ソニー長崎TECの拡張完了 スマホカメラ向け半導体の拠点、生産力の増強へ 諫早市

5棟目生産棟の最終拡張部分は点線部分=諫早市(ソニーセミコンダクタマニュファクチャリング提供)

 スマートフォンカメラ向け半導体の生産拠点「ソニーセミコンダクタマニュファクチャリング長崎テクノロジーセンター」(長崎TEC、長崎県諫早市)の5棟目生産棟(Fab(ファブ)5)の最終拡張工事が完了し、22日、現地で竣工(しゅんこう)式があった。今後市場動向を見極めながら内部の生産設備を拡充する。
 工事を進めていたソニーグループの十時裕樹社長は「今後も長崎テクノロジーセンターで造り出すイメージセンサーを世界中のお客さまに提供し、より安心、便利で感動あふれる社会の実現に貢献したい」と述べた。来賓の大石賢吾知事や大久保潔重諫早市長ら約160人が出席した。

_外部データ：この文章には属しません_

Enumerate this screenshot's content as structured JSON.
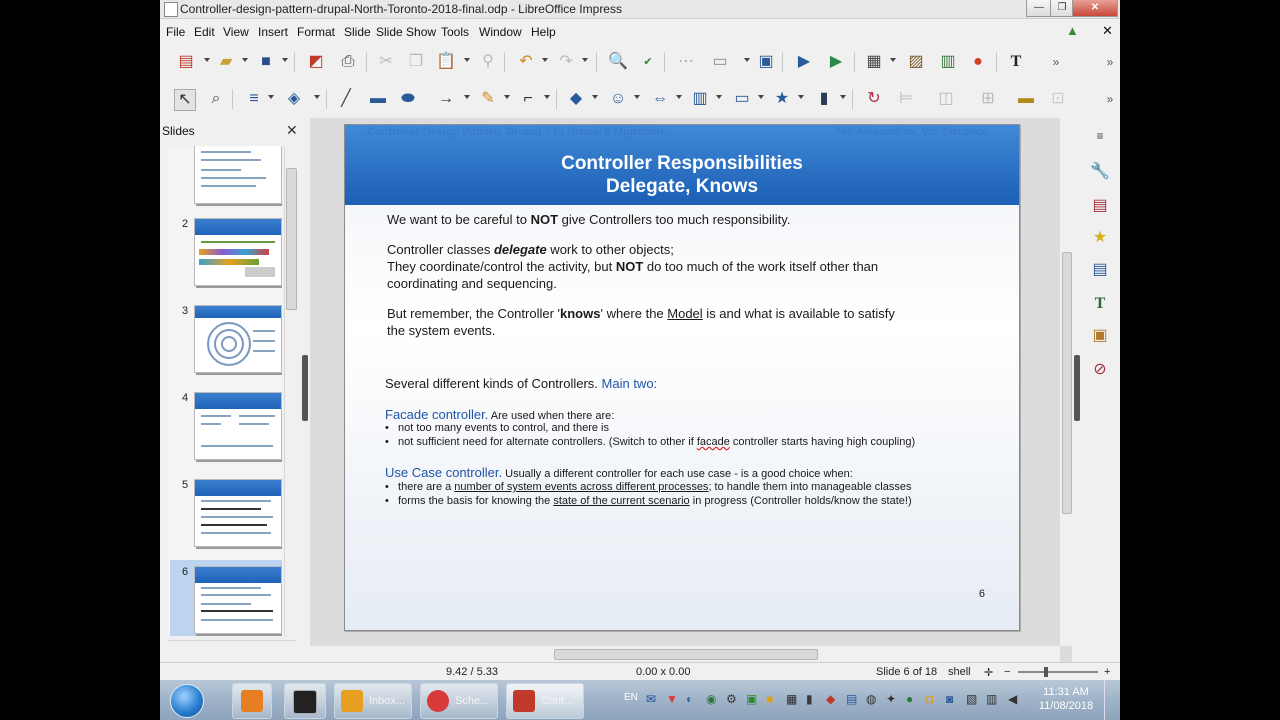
{
  "window": {
    "title": "Controller-design-pattern-drupal-North-Toronto-2018-final.odp - LibreOffice Impress",
    "minimize": "—",
    "maximize": "❐",
    "close": "✕"
  },
  "menubar": {
    "items": [
      "File",
      "Edit",
      "View",
      "Insert",
      "Format",
      "Slide",
      "Slide Show",
      "Tools",
      "Window",
      "Help"
    ],
    "close_doc": "✕"
  },
  "slides_pane": {
    "title": "Slides",
    "close": "✕",
    "thumbs": [
      {
        "num": ""
      },
      {
        "num": "2"
      },
      {
        "num": "3"
      },
      {
        "num": "4"
      },
      {
        "num": "5"
      },
      {
        "num": "6"
      }
    ]
  },
  "slide": {
    "header_left": "Controller Design Pattern. Drupal 7 to Drupal 8 Migration.",
    "header_right": "Nik Alexandrov, Vic Tarcenco",
    "title1": "Controller Responsibilities",
    "title2": "Delegate, Knows",
    "p1_a": "We want to be careful to ",
    "p1_b": "NOT",
    "p1_c": " give Controllers too much responsibility.",
    "p2_a": "Controller classes ",
    "p2_b": "delegate",
    "p2_c": " work to other objects;",
    "p3_a": "They coordinate/control the activity, but ",
    "p3_b": "NOT",
    "p3_c": " do too much of the work itself other than",
    "p4": "coordinating and sequencing.",
    "p5_a": "But remember, the Controller '",
    "p5_b": "knows",
    "p5_c": "' where the ",
    "p5_d": "Model",
    "p5_e": " is and what is available to satisfy",
    "p6": "the system events.",
    "p7_a": "Several different kinds of Controllers. ",
    "p7_b": "Main two:",
    "facade_title": "Facade controller.",
    "facade_desc": " Are used when there are:",
    "facade_b1": "not too many events to control, and there is",
    "facade_b2_a": "not sufficient need for alternate controllers. (Switch to other if ",
    "facade_b2_b": "facade",
    "facade_b2_c": " controller starts having high coupling)",
    "usecase_title": "Use Case controller.",
    "usecase_desc": " Usually a different controller for each use case - is a good choice when:",
    "usecase_b1_a": "there are a ",
    "usecase_b1_b": "number of system events across different processes",
    "usecase_b1_c": "; to handle them into manageable classes",
    "usecase_b2_a": "forms the basis for knowing the ",
    "usecase_b2_b": "state of the current scenario",
    "usecase_b2_c": " in progress (Controller holds/know the state!)",
    "number": "6",
    "bullet": "•"
  },
  "statusbar": {
    "position": "9.42 / 5.33",
    "size": "0.00 x 0.00",
    "slide": "Slide 6 of 18",
    "master": "shell",
    "zoom_plus": "+",
    "zoom_minus": "−"
  },
  "taskbar": {
    "tasks": [
      {
        "label": "Inbox..."
      },
      {
        "label": "Sche..."
      },
      {
        "label": "Cont..."
      }
    ],
    "lang": "EN",
    "time": "11:31 AM",
    "date": "11/08/2018"
  },
  "colors": {
    "accent_blue": "#1f55a5",
    "slide_header": "#2a6fc2"
  }
}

 2021年4月に稼働した6階建てFab5は、第2期増設となる今回の最終拡張で、延べ約15万5300平方メートル(うちクリーンルーム3万6800平方メートル)となった。人の網膜の役割を果たす半導体「CMOS(シーモス)イメージセンサー」のスマホカメラ向け生産拠点である長崎TECの五つの生産棟では最大規模。
 長崎TECの生産棟整備はこれで完了し、今後は内部設備の増強を図る。同社の今中期(21~23年度)のイメージセンサー事業設備投資額は約9千億円。イメージセンサーの世界シェア(金額ベース)は22年度の51%から、25年度には60%を目指す。
 長崎TECの従業員数は約3800人(10月現在)。今回の拡張に伴う人員配置などは明らかにしていない。
 同市では京セラが来年前半、南諫早産業団地(小栗地区)に1棟目の工場の建設に着手するなど半導体関連の集積が進む。市は半導体関連産業などの進出の受け皿として、同団地周辺に新たな産業団地の整備を計画している。